On Sunday we moved into the Linwood Park Temporary Earthquake Village (to give its full and rather magnificent name). This was the first stage in our return to normality and I suppose it should have been a joyous occasion -- but I confess to having felt pretty devastated as we finally left the Avon River and our happy life there. This was goodbye forever. It hurt.
However the earthquake village does have its compensations. If you don't live in Christchurch you may not be aware of the horror stories of would-be renters: a hundred applicants turning up for a single vacant house; desperate families offering landlords more than the asking price -- only to be trumped by a higher bid from another desperate family.
Add into this situation the fact that we want to rent for a short (and not entirely specified) period while our house is relocated & repaired, and you have all the ingredients for a scenario in which the letting agent simply laughs sarcastically before hanging up the phone in your ear.
So without the earthquake village we'd almost certainly have had to inflict ourselves upon our nearest-and-dearest in Auckland and Northland -- which may have meant a significant reduction in our dearestness (insofar as our relatives were concerned). Happily, however, as a result of some genuinely farsighted thinking by an anonymous government bureaucrat, we've been able to move into a small but perfectly-formed house in Linwood Park. Thank you that clever person at the Department of Building & Housing. We even forgive you for all the forms we had to fill in.
Above: The main street (actually the only street) of Linwood Park Temporary Earthquake Village
Our chalet (as I've mentally dubbed it) features spectacular vistas of the Eastgate Shopping Centre. It also -- as Jennifer observantly points out -- has a view of at least one of our eight neighbours smoking on their back steps at any given time. This adds a mysterious miasma to the atmosphere of the village; the sort of inscrutable smoky fug from which, I instinctively feel, a sixth-century druid might suddenly emerge.
The resultant effect is a combination of Arthurian Britain and Butlin's Holiday Camp. I rather like it.
Above: The awe-inspiring architecture of Eastgate as seen from our new sitting room window.
The intensity of my workload since the red-zoning of our house (and the frightening huge workload planned for the next few months) has meant that I've rather lost track of time.
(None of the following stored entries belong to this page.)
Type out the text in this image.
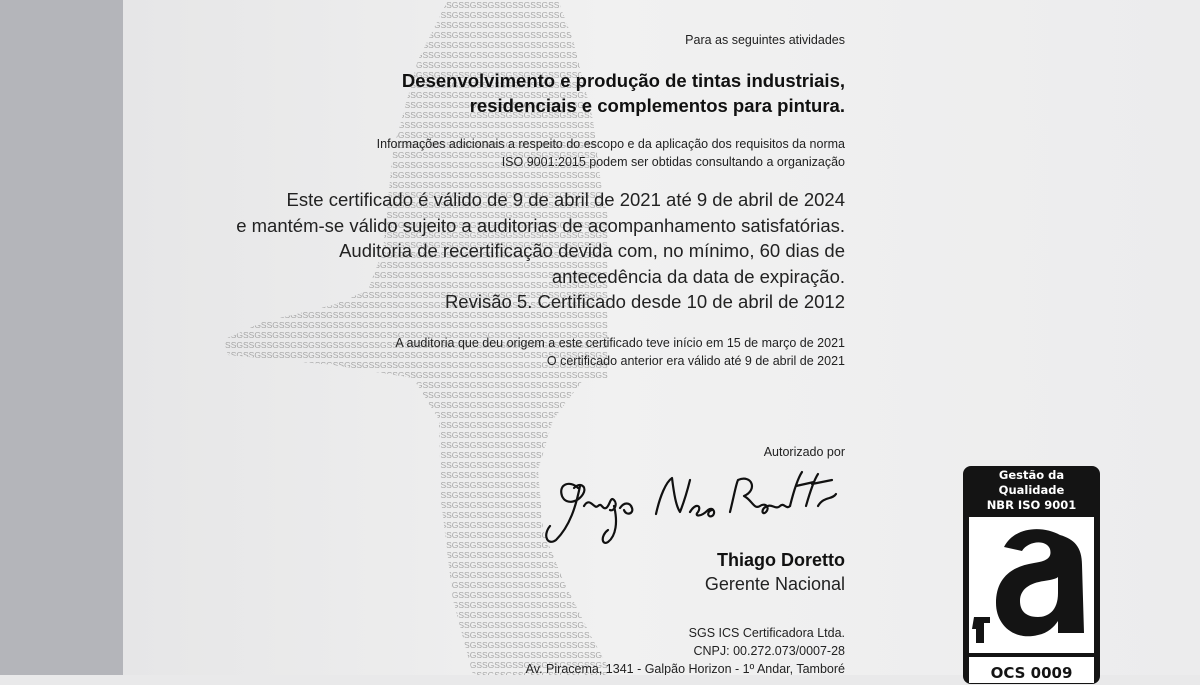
Para as seguintes atividades
Desenvolvimento e produção de tintas industriais,
residenciais e complementos para pintura.
Informações adicionais a respeito do escopo e da aplicação dos requisitos da norma
ISO 9001:2015 podem ser obtidas consultando a organização
Este certificado é válido de 9 de abril de 2021 até 9 de abril de 2024
e mantém-se válido sujeito a auditorias de acompanhamento satisfatórias.
Auditoria de recertificação devida com, no mínimo, 60 dias de
antecedência da data de expiração.
Revisão 5. Certificado desde 10 de abril de 2012
A auditoria que deu origem a este certificado teve início em 15 de março de 2021
O certificado anterior era válido até 9 de abril de 2021
Autorizado por
Thiago Doretto
Gerente Nacional
SGS ICS Certificadora Ltda.
CNPJ: 00.272.073/0007-28
Av. Piracema, 1341 - Galpão Horizon - 1º Andar, Tamboré
Gestão da
Qualidade
NBR ISO 9001
OCS 0009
I managed a day off at Christmas; my only other break has been a couple of hours for my birthday (today). The arrival of a message from Russell Brown was necessary to jog my memory that the anniversary of the February Earthquake had also arrived.
Above: Jennifer and Bob's dairy-free, soy-free, egg-free, and wheat-free birthday masterpiece (and the small person responsible for making the recipe so damned difficult).
In many ways that is one of the things I've hated most about the earthquakes. The fact that I've had to focus so much on staving-off financial disaster for our family that I haven't been able to think about the bigger picture -- or do much to help other people.
Although, believe me, I am constantly aware that -- despite our problems -- we have been extremely lucky. Thoughts of those who lost their lives in the February Earthquake are never far from my mind. This frequently results in complaints from the junior citizens in our family: "Why are you hugging us so hard, Daddy?'
Friends and relatives ask me about recovery progress and I can only answer from the perspective of my own immediate surroundings. The short-term recovery has been amazing -- repairs to roads, sewers, electricity and communication systems (not to mention the development of the temporary earthquake villages) have been nothing short of heroic.
But the long-term recovery aspects (planning and regulation and large-scale rebuilding) seem as far away as ever. How can you expect the recovery of a city when one of the conditions imposed by the insurance companies for rebuilding is that insurance will be cancelled -- thus instantly placing the owners of the homes or buildings in breach of their mortgage conditions?
How can you expect people to move to Christchurch when they can't get insurance for rental accommodation? Not just the denial of earthquake insurance, but also the denial of fire and theft cover. Who would come to Christchurch under such conditions? I wouldn't.
And who has any faith in house repairs that are only supervised by proper builders, i.e. the actual work is carried out by unqualified cowboys. My friends in the building trade are horrified by some of the things they're seeing. "It's a bloody shambles out there," one of them told me. "It'll end up ten times worse than the leaky homes fiasco. We'll be paying for these bloody repairs twice: once now, and in another five years when the cowboy repairs fall to pieces and have to be fixed all over again."
An engineering acquaintance who deals with CERA has described them as: "Nice and well-meaning people -- but the size of the problem is beyond their capabilities. CERA is a disaster area. They're such a disaster area that they don't even realize how much of a disaster area they are."
Speaking for myself, I'm not particularly reassured to hear that the rebuilding of a disaster area is apparently in the hands of another disaster area. I can only hope that my acquaintance has entirely misjudged the situation.
And that's all I can offer by way of information. There's nothing I can do to contribute or help with the rebuilding (CERA have judged it best that they make their decisions in private). I can only focus on my immediate friends and family, and doing the best for us.
And so we inch forward -- wading upstream against CERA, the insurance companies, the council, and the earthquake commission. Hopefully we will all get somewhere in the end.